A large international machine manufacturer operates 200+ customer sites with roughly 5,800 machines in total. Each device captures sensor readings every second, adding up to billions of sensor events every month.
Alongside machine manufacturing, the company offers an ongoing lifecycle support service designed to help customers maximise output, ensure business continuity, and run at peak efficiency. But delivering this service required deep, data-driven insights, and the data wasn’t easily accessible.
- Sensor data was stored in base64-encoded, zipped JSON formats, making it extremely hard to process.
- Historical data spanned over 5 years of files sitting in Azure Blob Storage.
- Querying or comparing performance across machines required manual, time-consuming preprocessing.
- A traditional database approach would have been prohibitively expensive (>€1,000/month) at this scale.
The goal of the project was to build a data backbone that the service teams and analysts could easily retrieve actionable insights from. The manufacturer needed a system that could handle both years of historical backlog and daily incoming data, while keeping costs predictable and enabling fast access to insights for lifecycle support services.
The Solution: A Serverless, Query-Ready Data Architecture
To achieve our client’s goal, we designed and implemented a fully automated, serverless ETL pipeline on Azure, optimised for incremental processing and cost efficiency.
The solution has the following core components:
- Prepare data for efficient filtering
The source data arrived as base64-encoded, zipped nested JSON files. We converted this into Parquet, a standardised columnar format that is both compact and optimised for analytics. This transformation made the data easy to query and much faster to process. - Structuring data for efficient filtering
We organised the processed files in Azure Blob Storage with a clear hierarchy of site, room, machine, year, month, and day. This structure allows queries to filter by these parameters before opening any file, which drastically reduces the amount of data scanned and improves performance. - Enabling direct queries without ingestion
Instead of ingesting terabytes of data into a database, we connected Azure Data Explorer directly to Blob Storage. This approach avoids the cost and overhead of database ingestion while still enabling sub-second query times, even across millions of files. - Automating daily parallel processing
The pipeline is triggered automatically every night at midnight to pick up the previous day’s new data. Each site is processed independently in parallel using containerised jobs, ensuring the system scales seamlessly across more than 200 sites and over 5,800 machines.
Cost Efficiency at Scale
From day one, the architecture was built with cost optimisation as a core design goal, without sacrificing performance.

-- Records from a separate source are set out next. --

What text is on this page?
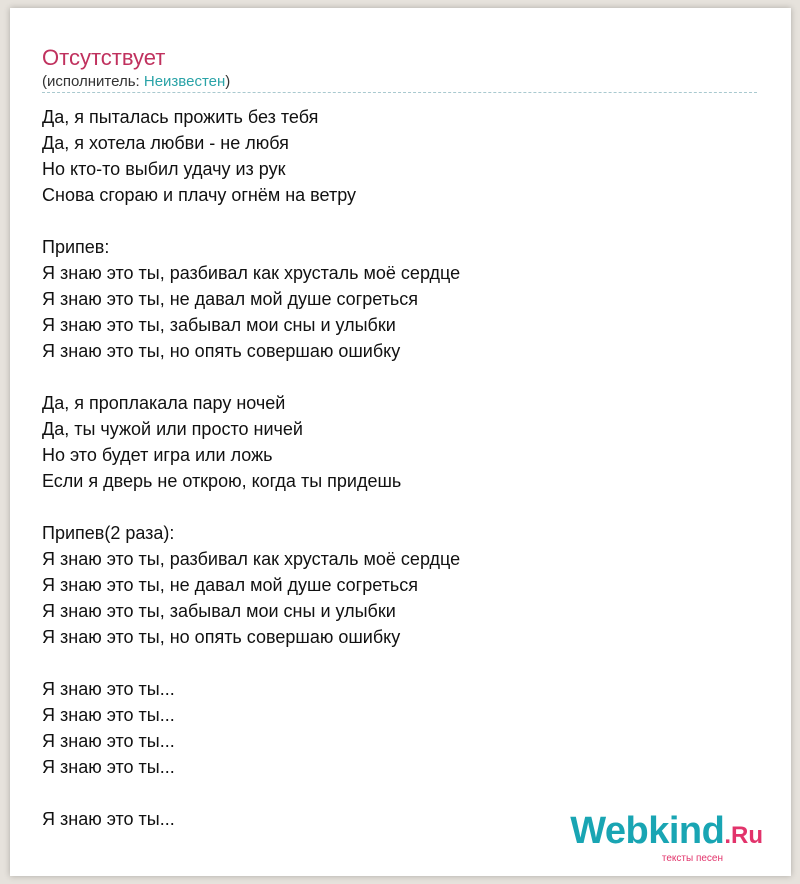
Отсутствует
(исполнитель: Неизвестен)
Да, я пыталась прожить без тебя
Да, я хотела любви - не любя
Но кто-то выбил удачу из рук
Снова сгораю и плачу огнём на ветру
Припев:
Я знаю это ты, разбивал как хрусталь моё сердце
Я знаю это ты, не давал мой душе согреться
Я знаю это ты, забывал мои сны и улыбки
Я знаю это ты, но опять совершаю ошибку
Да, я проплакала пару ночей
Да, ты чужой или просто ничей
Но это будет игра или ложь
Если я дверь не открою, когда ты придешь
Припев(2 раза):
Я знаю это ты, разбивал как хрусталь моё сердце
Я знаю это ты, не давал мой душе согреться
Я знаю это ты, забывал мои сны и улыбки
Я знаю это ты, но опять совершаю ошибку
Я знаю это ты...
Я знаю это ты...
Я знаю это ты...
Я знаю это ты...
Я знаю это ты...	Webkind.Ru
тексты песен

After the initial heavy lifting of processing five years of historical sensor data, a job that ran for about ten days and cost a few thousand euros, the system seamlessly transitioned into its steady operating rhythm. From that point onward, the daily cost of operating dropped to just €6–8 for more than 200 sites and 5,800 machines due to our efficient serverless architecture. Despite the scale of over 3 million files and 244 gigabytes of data, targeted queries still return results in less than a second.
By avoiding traditional database ingestion and server infrastructure, the architecture delivers the highest level of performance while saving more than €1,000 per month in operational costs.
The Outcome
The new architecture unlocked a data foundation that powers the manufacturer’s lifecycle support service:
- Service teams can query years of machine performance in less than a second.
- Customers receive actionable insights on efficiency, maintenance, and output improvements.
- The solution scales globally with minimal operational overhead.
Massive IoT data doesn’t require heavyweight infrastructure. With the right design, you can achieve sub-second query performance over hundreds of gigabytes, while keeping costs at just a few euros a day.